The FTC’s allegations against Meta are multi-pronged, encompassing accusations of misleading parents through the Messenger Kids app and Meta’s purported violations of privacy commitments embedded in the 2020 settlement. Since then, the FTC has been seeking to tighten regulatory control, and has proposed amendments to do the same.

Despite the setback in the courtroom, Meta remains resolute in its commitment to defending its position. “Today’s decision does not address the substance of the FTC’s allegations, which are without merit,” Meta spokesperson Christopher Sgro commented on the matter. “We will continue to invest in our privacy program and remain focused on protecting people’s privacy.” The social media company is currently evaluating its legal options in light of the court’s ruling, suggesting a protracted legal confrontation against what it deems an “unlawful attempt” by the FTC to alter the existing settlement agreement. The FTC, on the other hand, declined to comment after Meta lost the latest round of the court battle on Monday.
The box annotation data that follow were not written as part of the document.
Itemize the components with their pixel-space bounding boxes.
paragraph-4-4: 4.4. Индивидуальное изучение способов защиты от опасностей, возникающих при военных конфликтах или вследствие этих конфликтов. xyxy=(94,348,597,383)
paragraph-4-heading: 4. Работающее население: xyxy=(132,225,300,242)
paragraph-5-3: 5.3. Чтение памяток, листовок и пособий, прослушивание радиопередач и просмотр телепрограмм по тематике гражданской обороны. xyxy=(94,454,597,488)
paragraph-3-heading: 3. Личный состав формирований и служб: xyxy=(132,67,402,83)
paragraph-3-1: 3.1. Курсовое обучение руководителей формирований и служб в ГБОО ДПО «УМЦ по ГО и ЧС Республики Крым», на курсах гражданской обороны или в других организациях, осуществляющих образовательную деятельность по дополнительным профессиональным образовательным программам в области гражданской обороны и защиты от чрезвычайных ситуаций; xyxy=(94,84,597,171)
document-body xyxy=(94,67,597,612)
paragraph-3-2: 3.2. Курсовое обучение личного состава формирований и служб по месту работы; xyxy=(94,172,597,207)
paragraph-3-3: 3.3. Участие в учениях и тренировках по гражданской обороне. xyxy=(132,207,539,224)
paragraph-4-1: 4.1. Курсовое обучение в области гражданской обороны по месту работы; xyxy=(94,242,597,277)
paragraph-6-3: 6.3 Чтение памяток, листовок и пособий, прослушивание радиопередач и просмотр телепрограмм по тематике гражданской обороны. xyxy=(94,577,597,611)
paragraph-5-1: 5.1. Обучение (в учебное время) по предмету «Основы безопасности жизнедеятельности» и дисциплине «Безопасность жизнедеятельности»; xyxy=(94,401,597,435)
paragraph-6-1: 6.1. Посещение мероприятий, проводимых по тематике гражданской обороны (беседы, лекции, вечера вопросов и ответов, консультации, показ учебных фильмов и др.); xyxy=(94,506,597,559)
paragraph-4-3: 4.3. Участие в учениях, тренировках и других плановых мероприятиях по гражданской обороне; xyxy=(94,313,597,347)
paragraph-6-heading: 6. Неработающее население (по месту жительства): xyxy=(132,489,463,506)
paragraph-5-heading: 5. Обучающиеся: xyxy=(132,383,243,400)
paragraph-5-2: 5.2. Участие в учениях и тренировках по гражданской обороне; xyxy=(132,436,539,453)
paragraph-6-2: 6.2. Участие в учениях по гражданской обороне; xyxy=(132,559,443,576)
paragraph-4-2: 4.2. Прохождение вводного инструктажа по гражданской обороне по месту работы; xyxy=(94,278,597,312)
If the FTC succeeds in amending the settlement to impose stricter controls on Meta’s data monetization practices and the use of facial recognition tools, it could bolster user privacy protections. This outcome might influence other tech companies to reevaluate and reinforce their own privacy measures. On the other hand, Meta’s potential restriction on monetizing data from users under 18 could have financial repercussions for the company. Given that Meta’s revenue heavily relies on targeted advertising using personal data, any limitations imposed by regulatory authorities may impact the company’s revenue streams.